Transfer learning in NLP

January 24, 2018

Sebastian Ruder wrote in his blog about perspectives of Neural Networks in NLP. He thinks that Few-Shot and Transfer learning will give huge impact in this area. I found his arguments convincing, so now I’m making experiments with Few-Shot learning. There are a lot of good datasets for Few-Shot learning problem in Computer Vision, e.g. Omniglot or any dataset for face recognition. The most closest analogue in NLP is Conversations and Question answering dataset. But result evaluation of this tasks is very specific: we can’t check if random text answers some question without human because it’s impossible to align all texts with a set of predefined labels like it is accomplished in Omniglot. There is however a NLP task which fits Few-Shot learning approach - Named Entity Linking or NEL for short.

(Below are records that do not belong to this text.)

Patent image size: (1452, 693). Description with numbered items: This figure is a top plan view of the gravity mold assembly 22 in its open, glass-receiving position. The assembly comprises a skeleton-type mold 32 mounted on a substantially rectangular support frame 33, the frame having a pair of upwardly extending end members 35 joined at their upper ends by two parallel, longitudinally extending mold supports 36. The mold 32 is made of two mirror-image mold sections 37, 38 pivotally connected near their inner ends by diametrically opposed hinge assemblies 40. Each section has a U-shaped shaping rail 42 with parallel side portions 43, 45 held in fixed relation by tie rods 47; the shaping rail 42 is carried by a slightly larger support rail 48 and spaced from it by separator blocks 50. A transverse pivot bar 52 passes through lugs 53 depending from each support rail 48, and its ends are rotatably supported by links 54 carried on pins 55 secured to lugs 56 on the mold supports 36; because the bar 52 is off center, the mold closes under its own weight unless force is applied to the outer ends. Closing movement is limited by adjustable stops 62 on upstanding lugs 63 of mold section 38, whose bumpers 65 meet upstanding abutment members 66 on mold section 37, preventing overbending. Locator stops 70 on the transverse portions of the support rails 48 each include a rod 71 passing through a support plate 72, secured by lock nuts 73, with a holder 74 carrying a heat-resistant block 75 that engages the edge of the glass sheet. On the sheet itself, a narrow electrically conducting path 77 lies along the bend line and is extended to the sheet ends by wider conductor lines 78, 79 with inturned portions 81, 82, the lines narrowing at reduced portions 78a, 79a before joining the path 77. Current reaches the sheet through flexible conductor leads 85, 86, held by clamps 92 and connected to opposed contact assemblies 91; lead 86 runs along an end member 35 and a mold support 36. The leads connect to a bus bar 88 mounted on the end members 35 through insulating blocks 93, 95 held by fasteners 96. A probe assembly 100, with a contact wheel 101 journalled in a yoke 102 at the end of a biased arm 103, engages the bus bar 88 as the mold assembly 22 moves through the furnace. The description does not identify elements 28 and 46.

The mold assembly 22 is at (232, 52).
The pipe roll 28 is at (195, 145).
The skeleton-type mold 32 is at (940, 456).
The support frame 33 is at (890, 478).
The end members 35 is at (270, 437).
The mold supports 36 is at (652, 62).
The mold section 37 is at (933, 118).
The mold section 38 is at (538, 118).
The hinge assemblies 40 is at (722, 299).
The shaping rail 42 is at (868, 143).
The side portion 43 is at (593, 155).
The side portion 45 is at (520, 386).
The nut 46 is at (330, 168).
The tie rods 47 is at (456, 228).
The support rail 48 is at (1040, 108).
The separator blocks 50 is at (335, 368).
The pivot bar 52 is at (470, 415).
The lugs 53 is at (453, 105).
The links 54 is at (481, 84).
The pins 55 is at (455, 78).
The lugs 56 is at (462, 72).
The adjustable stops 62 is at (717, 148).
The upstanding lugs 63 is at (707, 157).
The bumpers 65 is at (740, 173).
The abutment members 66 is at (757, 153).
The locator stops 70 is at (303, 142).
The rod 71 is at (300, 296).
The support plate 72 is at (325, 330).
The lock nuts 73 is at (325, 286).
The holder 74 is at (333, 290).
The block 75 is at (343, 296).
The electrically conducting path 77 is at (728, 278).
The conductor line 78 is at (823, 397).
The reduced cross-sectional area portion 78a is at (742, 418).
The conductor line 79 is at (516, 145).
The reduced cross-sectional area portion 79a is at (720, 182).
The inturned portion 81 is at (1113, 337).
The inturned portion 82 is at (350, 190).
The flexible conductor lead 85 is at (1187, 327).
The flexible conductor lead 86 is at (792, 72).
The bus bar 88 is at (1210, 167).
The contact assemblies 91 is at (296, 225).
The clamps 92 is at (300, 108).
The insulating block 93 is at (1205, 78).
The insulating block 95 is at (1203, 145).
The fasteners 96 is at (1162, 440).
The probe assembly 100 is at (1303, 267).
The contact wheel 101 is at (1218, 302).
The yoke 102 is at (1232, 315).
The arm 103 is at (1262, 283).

In NEL we should assign exact concept link for each mention in text. You can think about concepts like about Wikipedia articles. The number of possible concepts is very large and grows with time, so it’s impossible to apply regular classification techniques. It makes NEL task perfect for Few-Shot learning. I prepared WikiLinks based dataset This dataset consists of entity mentions with corresponding wikipedia links. There are also kNN baseline which gives 70% accuracy. KNN uses only Bag Of Words features without any word2vec or synonyms. My next step was to try use well known neural architectures for text matching. It worth detailed description, so next few posts will be about it.